Figure 2

Gradual establishment of efficient D-xylose utilization during the mutagenesis and multiple evolutionary engineering steps. (a) CO₂ production as measured by weight loss in sequential semi-anaerobic batch fermentations in YP + 40 g/L xylose at 35°C. After EMS mutagenesis and one step of genome shuffling, the culture was submitted to 11 serial transfers, in which each time part of the culture after the batch fermentation was used to start a new fermentation. The CO₂ production profile of the first 9 serial batch fermentations is shown.
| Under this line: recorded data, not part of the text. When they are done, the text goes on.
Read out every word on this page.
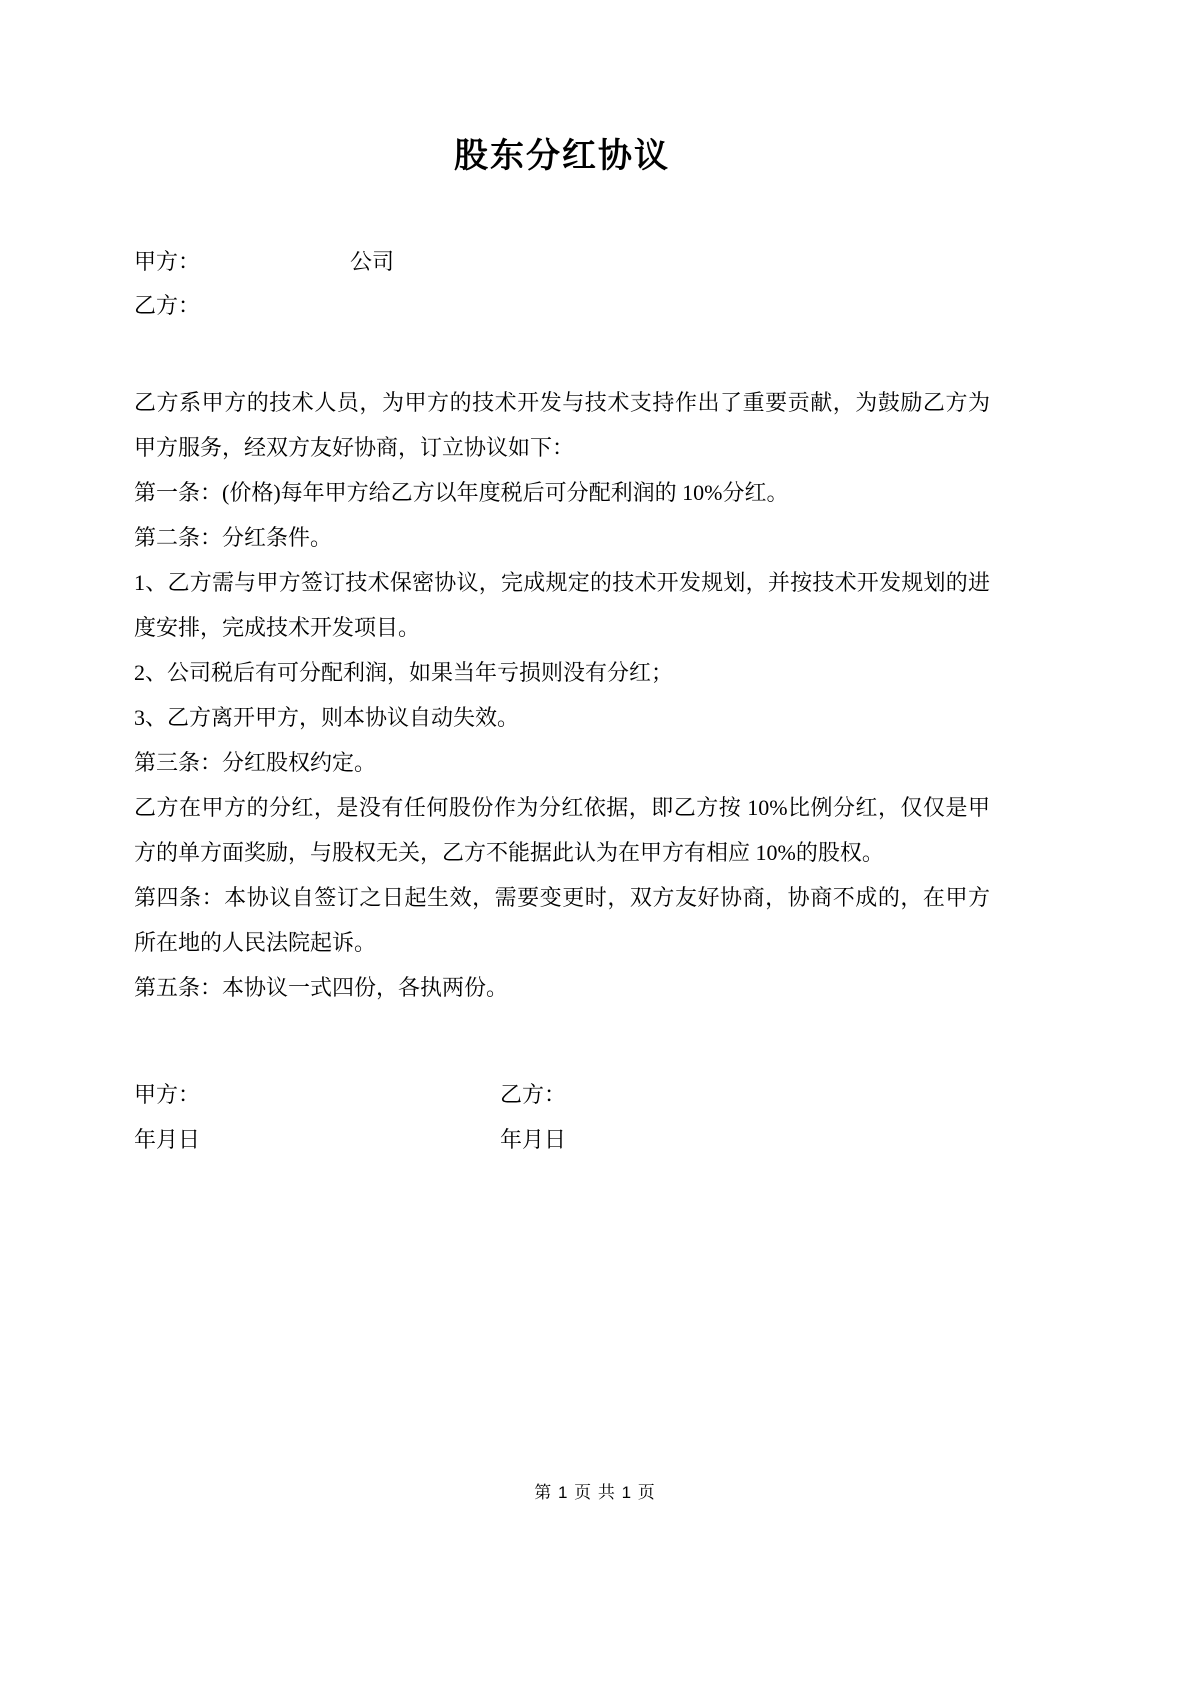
股东分红协议
甲方：	公司
乙方：

乙方系甲方的技术人员，为甲方的技术开发与技术支持作出了重要贡献，为鼓励乙方为甲方服务，经双方友好协商，订立协议如下：

第一条：(价格)每年甲方给乙方以年度税后可分配利润的 10%分红。

第二条：分红条件。

1、乙方需与甲方签订技术保密协议，完成规定的技术开发规划，并按技术开发规划的进度安排，完成技术开发项目。

2、公司税后有可分配利润，如果当年亏损则没有分红；

3、乙方离开甲方，则本协议自动失效。

第三条：分红股权约定。

乙方在甲方的分红，是没有任何股份作为分红依据，即乙方按 10%比例分红，仅仅是甲方的单方面奖励，与股权无关，乙方不能据此认为在甲方有相应 10%的股权。

第四条：本协议自签订之日起生效，需要变更时，双方友好协商，协商不成的，在甲方所在地的人民法院起诉。

第五条：本协议一式四份，各执两份。

甲方：	乙方：
年月日	年月日
第 1 页 共 1 页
The concentration of xylose was increased to 50 g/L and 60 g/L in the 8th and 9th batch fermentation, respectively. (GS1 stands for the first step of genome shuffling, and the next number indicates the step in the serial transfer.) (b) Volumetric CO₂ production in semi-anaerobic batch fermentation in YP + 40 g/L xylose at 35°C by single cell isolates obtained from the 2nd (GS1.2), 4th (GS1.4), 7th (GS1.7) and 11th (GS1.11) serial batch fermentation during the evolutionary adaptation process. The horizontal bar represents the mean with the standard deviation. The parent strain, HDY.GUF5, and a previously constructed industrial D-xylose utilizing stain, TMB3400, [37] are shown for comparison.